Although she’s seen it transforming, Gerrard East still has remnants from its past in the Ulster Arms’ heyday. Development has been happening in certain pockets of the East end neighbourhood. For Gudz, she would like to see her block attract more business in the coming years. “I think it sometimes makes it harder for my shop to be discovered because people have been used to blowing by this stretch and going to Gerrard and Jones or Coxwell,” she said of the more attractive clusters of the strip. “That’s how it is in neighbourhoods that are still up and coming.”

Adjacent to Southwest Northeast, Beadworks’ owner Jo Penny moved in two years ago. Both she and Gudz were searching for affordable rent and were drawn to the Gerrard East charm.

Although it hasn’t been stopping the development for businesses on the block, the Ulster Arms is an eyesore. “Can somebody tear it down?” Penny wondered aloud while gazing out at the abandoned tavern through her bead shop’s front window and musing about all the unsubstantiated stories making the rounds on the block.
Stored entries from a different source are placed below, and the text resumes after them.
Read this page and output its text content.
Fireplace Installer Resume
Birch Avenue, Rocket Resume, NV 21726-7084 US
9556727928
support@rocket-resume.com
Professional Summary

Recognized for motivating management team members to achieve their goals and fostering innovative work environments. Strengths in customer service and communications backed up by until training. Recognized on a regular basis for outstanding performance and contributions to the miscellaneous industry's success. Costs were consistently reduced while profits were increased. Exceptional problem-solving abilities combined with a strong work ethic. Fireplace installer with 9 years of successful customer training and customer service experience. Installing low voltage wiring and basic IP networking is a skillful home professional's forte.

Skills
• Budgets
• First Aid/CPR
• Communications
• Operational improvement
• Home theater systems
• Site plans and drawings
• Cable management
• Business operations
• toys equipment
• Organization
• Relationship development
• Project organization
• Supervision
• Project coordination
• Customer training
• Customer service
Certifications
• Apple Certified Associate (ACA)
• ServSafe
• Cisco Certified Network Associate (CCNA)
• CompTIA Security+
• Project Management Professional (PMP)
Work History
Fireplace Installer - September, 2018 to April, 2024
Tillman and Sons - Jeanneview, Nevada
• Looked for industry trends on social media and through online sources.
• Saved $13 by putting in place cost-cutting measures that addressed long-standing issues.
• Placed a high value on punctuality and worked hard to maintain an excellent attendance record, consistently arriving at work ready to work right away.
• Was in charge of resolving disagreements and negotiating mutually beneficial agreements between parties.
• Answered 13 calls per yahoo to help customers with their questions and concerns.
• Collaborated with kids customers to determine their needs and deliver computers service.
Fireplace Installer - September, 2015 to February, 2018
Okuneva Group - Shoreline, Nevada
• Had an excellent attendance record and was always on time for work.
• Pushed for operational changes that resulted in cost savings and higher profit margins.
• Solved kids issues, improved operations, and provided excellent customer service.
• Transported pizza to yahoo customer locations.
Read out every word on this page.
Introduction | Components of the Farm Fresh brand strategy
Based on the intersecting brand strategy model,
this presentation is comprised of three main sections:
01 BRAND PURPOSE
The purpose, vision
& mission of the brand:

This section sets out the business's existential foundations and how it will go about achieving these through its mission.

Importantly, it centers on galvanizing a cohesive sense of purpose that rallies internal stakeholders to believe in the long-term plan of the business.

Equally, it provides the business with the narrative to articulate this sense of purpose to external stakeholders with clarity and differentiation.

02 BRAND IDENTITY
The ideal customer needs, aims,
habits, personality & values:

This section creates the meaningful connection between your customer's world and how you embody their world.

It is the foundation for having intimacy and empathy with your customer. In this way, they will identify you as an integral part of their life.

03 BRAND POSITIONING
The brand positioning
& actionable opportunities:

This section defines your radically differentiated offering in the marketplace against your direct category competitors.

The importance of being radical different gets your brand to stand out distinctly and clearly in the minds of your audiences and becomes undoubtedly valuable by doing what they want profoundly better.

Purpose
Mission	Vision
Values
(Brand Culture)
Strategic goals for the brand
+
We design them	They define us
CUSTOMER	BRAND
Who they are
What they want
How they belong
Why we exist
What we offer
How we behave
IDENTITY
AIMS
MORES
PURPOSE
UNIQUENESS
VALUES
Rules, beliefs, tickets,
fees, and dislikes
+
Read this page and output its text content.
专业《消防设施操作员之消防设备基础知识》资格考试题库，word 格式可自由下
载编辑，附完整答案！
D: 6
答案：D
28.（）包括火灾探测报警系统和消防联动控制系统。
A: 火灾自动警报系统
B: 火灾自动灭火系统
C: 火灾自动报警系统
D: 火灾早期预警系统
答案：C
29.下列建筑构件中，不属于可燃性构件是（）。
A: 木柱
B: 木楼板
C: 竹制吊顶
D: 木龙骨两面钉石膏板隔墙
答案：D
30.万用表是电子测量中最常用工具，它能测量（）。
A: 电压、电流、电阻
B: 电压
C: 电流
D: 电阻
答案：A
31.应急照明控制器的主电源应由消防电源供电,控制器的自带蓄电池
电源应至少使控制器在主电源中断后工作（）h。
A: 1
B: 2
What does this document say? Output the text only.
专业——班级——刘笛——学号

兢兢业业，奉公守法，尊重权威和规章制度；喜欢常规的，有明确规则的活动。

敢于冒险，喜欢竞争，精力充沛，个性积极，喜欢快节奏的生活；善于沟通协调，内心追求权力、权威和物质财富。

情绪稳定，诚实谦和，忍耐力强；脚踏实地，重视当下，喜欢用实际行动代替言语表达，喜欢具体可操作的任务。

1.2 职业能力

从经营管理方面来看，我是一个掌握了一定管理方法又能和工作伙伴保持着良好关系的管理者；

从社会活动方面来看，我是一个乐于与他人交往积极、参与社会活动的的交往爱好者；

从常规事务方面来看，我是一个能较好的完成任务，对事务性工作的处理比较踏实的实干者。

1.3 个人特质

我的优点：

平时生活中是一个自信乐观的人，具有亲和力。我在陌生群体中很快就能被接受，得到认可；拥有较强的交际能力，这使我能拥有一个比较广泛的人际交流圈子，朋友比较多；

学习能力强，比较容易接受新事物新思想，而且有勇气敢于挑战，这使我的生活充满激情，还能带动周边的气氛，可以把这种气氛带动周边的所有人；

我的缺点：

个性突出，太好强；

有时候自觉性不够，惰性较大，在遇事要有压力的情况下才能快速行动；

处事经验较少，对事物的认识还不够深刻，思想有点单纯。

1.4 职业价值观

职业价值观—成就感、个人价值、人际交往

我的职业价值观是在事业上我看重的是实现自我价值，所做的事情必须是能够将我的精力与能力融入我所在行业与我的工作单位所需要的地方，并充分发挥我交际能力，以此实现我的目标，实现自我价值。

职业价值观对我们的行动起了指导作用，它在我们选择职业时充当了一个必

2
“People keep saying they can’t tear it all up because what’s under there is toxic,” she said. “Last I heard they’re turning it into a storage facility.” It’s also possible that the owner is waiting for the right price to sell.

Considering Gerrard East’strajectory, the Ulster Arms could’ve fit the predictable gentrification narrative: the run-down tavern revamped into chic bar and restaurant to fit its trendified neighbourhood. Toronto has seen it done before to the Gladstone Hotel, the Broadview Hotel, and just down the street at the Maple Leaf Tavern.